In Re Thiel
446 B.R. 434
Bankr. D. Idaho2011Background
- Debtors Michael and Stefanie Thiel filed a joint Chapter 13 petition on February 26, 2010.
- Form 22C indicated total joint monthly income of $12,690.65, placing them above the median for a family of six and establishing a 60-month commitment period.
- Form 22C calculated disposable income at $1,102.70 per month.
- Debtors proposed a plan funding of $93,688 total, with initial payments of $304/month and later varying payments totaling over 60 months.

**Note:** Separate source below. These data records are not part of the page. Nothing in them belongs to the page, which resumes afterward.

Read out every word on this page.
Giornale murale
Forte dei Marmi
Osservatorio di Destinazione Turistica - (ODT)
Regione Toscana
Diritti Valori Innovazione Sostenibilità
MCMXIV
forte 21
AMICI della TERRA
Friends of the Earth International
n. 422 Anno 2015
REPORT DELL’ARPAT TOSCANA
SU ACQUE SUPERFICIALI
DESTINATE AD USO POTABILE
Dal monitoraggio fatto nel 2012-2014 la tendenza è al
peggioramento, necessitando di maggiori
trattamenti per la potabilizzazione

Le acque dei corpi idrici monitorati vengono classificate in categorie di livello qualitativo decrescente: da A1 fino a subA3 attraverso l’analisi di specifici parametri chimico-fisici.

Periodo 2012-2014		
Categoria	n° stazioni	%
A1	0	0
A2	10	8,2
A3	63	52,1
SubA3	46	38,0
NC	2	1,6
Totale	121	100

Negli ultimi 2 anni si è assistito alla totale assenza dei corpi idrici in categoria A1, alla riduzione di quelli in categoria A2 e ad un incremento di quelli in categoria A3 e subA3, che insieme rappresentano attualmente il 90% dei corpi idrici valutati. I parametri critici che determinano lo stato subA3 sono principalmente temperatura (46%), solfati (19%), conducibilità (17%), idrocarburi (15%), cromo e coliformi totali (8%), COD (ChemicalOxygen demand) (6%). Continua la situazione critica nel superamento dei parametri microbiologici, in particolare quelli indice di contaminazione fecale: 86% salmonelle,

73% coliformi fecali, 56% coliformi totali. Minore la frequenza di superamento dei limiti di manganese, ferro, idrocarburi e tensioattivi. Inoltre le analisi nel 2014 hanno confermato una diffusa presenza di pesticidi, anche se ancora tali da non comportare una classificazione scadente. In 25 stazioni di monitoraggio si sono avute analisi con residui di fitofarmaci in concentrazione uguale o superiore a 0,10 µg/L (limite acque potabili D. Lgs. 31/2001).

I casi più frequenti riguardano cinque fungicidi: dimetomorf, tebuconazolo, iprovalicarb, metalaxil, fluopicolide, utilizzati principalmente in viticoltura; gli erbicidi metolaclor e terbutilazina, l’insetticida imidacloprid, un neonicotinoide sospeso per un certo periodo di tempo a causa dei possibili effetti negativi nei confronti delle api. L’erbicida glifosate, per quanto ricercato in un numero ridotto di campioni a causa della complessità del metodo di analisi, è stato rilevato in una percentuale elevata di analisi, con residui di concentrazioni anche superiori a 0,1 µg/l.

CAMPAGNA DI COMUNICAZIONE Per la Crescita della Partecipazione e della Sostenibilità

- Trustee objected to confirmation under §1325(b)(1)(B); Debtors invoked Lanning and Ransom to justify departing from Form 22C but the court must decide if this is permissible.
- The court ultimately denied confirmation, holding that Form 22C must be used consistent with the statutory framework and that the plan did not provide sufficient projected disposable income to unsecured creditors.
Issues
| Issue | Plaintiff's Argument | Defendant's Argument | Held |
|---|---|---|---|
| Whether Form 22C may be disregarded in favor of schedules I and J to determine disposable income. | Thiel argues Lanning permits a forward-looking, schedules-based calculation. | Trustee contends Lanning does not justify discarding Form 22C; Ransom confirms standardized means test. | No; Form 22C must be followed in determining disposable income. |
| Whether Ransom requires adherence to the standard means test rather than schedules I and J for above-median debtors. | Thiel asserts Ransom allows using actual expenses beyond the standard if known or virtually certain. | Trustee argues Ransom preserves the statutory formula and its standard deductions. | Ransom supports sticking to the standardized formula and its allowances. |
| Whether the Plan provides sufficient funding after applying the means test and priority claims. | Debtors claim available funds for unsecured creditors via projections in schedules I and J. | Trustee maintains the plan is underfunded after secured and administrative expenses. | Plan is not confirmable because funds available to unsecured creditors are insufficient. |
| Whether Lanning’s forward-looking approach overrides BAPCPA means-test requirements. | Debtors rely on Lanning to adjust for anticipated changes in income/expenses. | Court should apply Lanning narrowly and in harmony with Ransom and §1325(b). | Lanning cannot override the current statute in favor of a broad, schedules-based adjustment. |
| Whether the tax debt problems independently bar confirmation. | Tax debts reduce feasible distribution to unsecured creditors. | Not dispositive if plan funding were adequate. | Tax claim treatment further undermines confirmation given underfunding. |
Key Cases Cited
- Hamilton v. Lanning, 130 S. Ct. 2464 (2010) (forward-looking disposable income permitted for known or virtually certain changes)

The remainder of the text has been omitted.